L'opera realizzata per il compleanno di Giorgio Armani
Milano, 5 aprile 2016 - Imbrattamento o arte di strada? Per la prima volta sarà la Cassazione, oggi, a dover dare una risposta sui lavori degli street artist. E l’aspetto curioso della faccenda è che a difendere l’imputato “Manuinvisibile” - 25enne di origini sarde sotto accusa per la sua abilità di illustratore di muri a base di vernice spray e bombolette - è l’avvocato Domenico Melillo, a sua volta writer e artista di strada oltre che legale. «In realtà prima street artist e poi avvocato - spiega Melillo - perché dipingo già dai primi anni di scuola, dagli inizi degli anni ’90 e nel corso del tempo ho esposto a Parigi, Londra, Bristol, Sarajevo, Jojakarta, Berlino. La laurea in giurisprudenza arriva soltanto dopo la passione...».
Da quel momento, però, il neo-avvocato Melillo cominciò ad assumere le difese di tutti i writer e street artist milanesi ma non solo, nel frattempo denunciati per i loro dipinti sui muri. «Anche perché una denuncia per imbrattamento era toccata anche a me, proprio una settimana prima della laurea e dunque so cosa vuol dire, anche se poi finì con un’archiviazione...». Da legale, perciò, Melillo ha ingaggiato con la procura milanese un duello in punta di diritto e di bomboletta spray che per il momento sta vincendo come nel caso di “Manuinvisibile”. Tre anni fa il comune di Milano patrocinò il suo lavoro, quando il ragazzo sardo dipinse a modo suo un intero muro alla Bovisa. E però l’anno prima un agente di polizia l’aveva fermato e denunciato mentre si preparava a fare altrettanto sulla parete sotto il ponte di via Piranesi.

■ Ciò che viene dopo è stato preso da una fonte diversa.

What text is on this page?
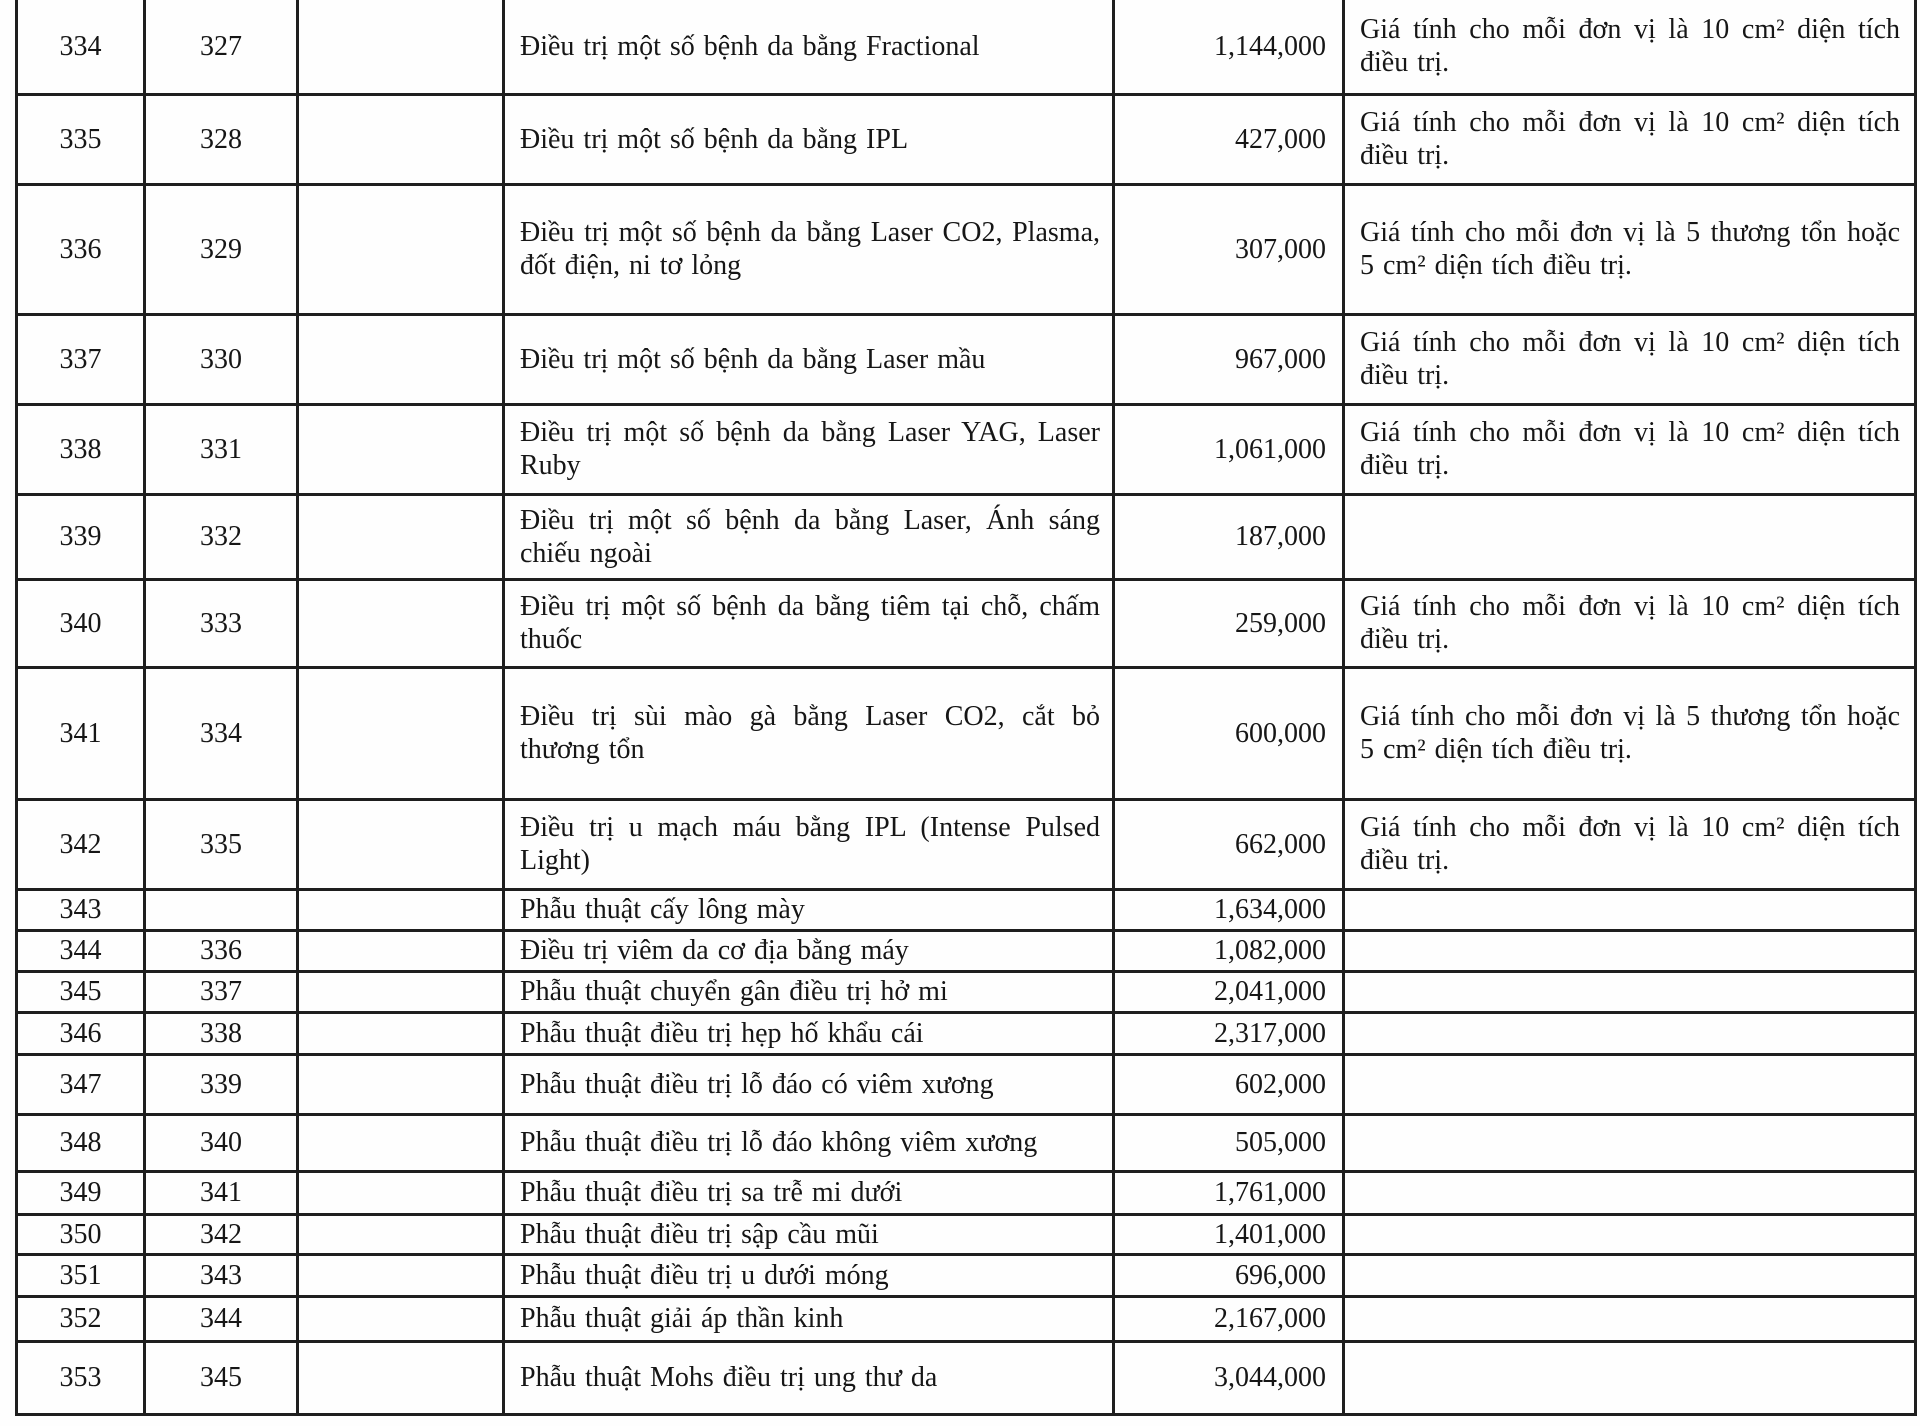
334	327		Điều trị một số bệnh da bằng Fractional	1,144,000	Giá tính cho mỗi đơn vị là 10 cm² diện tích điều trị.
335	328		Điều trị một số bệnh da bằng IPL	427,000	Giá tính cho mỗi đơn vị là 10 cm² diện tích điều trị.
336	329		Điều trị một số bệnh da bằng Laser CO2, Plasma, đốt điện, ni tơ lỏng	307,000	Giá tính cho mỗi đơn vị là 5 thương tổn hoặc 5 cm² diện tích điều trị.
337	330		Điều trị một số bệnh da bằng Laser mầu	967,000	Giá tính cho mỗi đơn vị là 10 cm² diện tích điều trị.
338	331		Điều trị một số bệnh da bằng Laser YAG, Laser Ruby	1,061,000	Giá tính cho mỗi đơn vị là 10 cm² diện tích điều trị.
339	332		Điều trị một số bệnh da bằng Laser, Ánh sáng chiếu ngoài	187,000	
340	333		Điều trị một số bệnh da bằng tiêm tại chỗ, chấm thuốc	259,000	Giá tính cho mỗi đơn vị là 10 cm² diện tích điều trị.
341	334		Điều trị sùi mào gà bằng Laser CO2, cắt bỏ thương tổn	600,000	Giá tính cho mỗi đơn vị là 5 thương tổn hoặc 5 cm² diện tích điều trị.
342	335		Điều trị u mạch máu bằng IPL (Intense Pulsed Light)	662,000	Giá tính cho mỗi đơn vị là 10 cm² diện tích điều trị.
343			Phẫu thuật cấy lông mày	1,634,000	
344	336		Điều trị viêm da cơ địa bằng máy	1,082,000	
345	337		Phẫu thuật chuyển gân điều trị hở mi	2,041,000	
346	338		Phẫu thuật điều trị hẹp hố khẩu cái	2,317,000	
347	339		Phẫu thuật điều trị lỗ đáo có viêm xương	602,000	
348	340		Phẫu thuật điều trị lỗ đáo không viêm xương	505,000	
349	341		Phẫu thuật điều trị sa trễ mi dưới	1,761,000	
350	342		Phẫu thuật điều trị sập cầu mũi	1,401,000	
351	343		Phẫu thuật điều trị u dưới móng	696,000	
352	344		Phẫu thuật giải áp thần kinh	2,167,000	
353	345		Phẫu thuật Mohs điều trị ung thư da	3,044,000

Assolto il giovane dall’accusa di «deturpamento e imbrattamento di cosa altrui» sia in primo che in secondo grado, dopo il ricorso presentato dalla procura generale di Milano oggi a Roma saranno per la prima volta gli ermellini della Corte Suprema a doversi occupare di street art. Finora al writer e al suo legale è andata bene sia in tribunale (per il giudice Marialilia Speretta l’imputato voleva solo abbellire un muro già imbrattato di suo) sia davanti alla corte d’appello (presidente Pietro Caccialanza) che però non è entrata nel merito, limitandosi ad accertare la «non punibilità per particolare tenuità del fatto». Il sostituto pg Tiziano Masini ha scelto comunque di portare in Cassazione la questione di principio.
«Personalmente - conclude l’avvocato Melillo - credo che un conto sia dipingere su pareti di case o palazzi che appartengono a privati cittadini e che magari non gradiscono quel genere di espressione artistica; un altro sia invece lavorare su muri e spazi pubblici abbandonati e fatiscenti. E allora penso che il problema nasca soprattutto da quando è stata introdotta per l’imbrattamento la procedibilità d’ufficio: da lì è cresciuta una serie di procedimenti penali del tutto inutili...».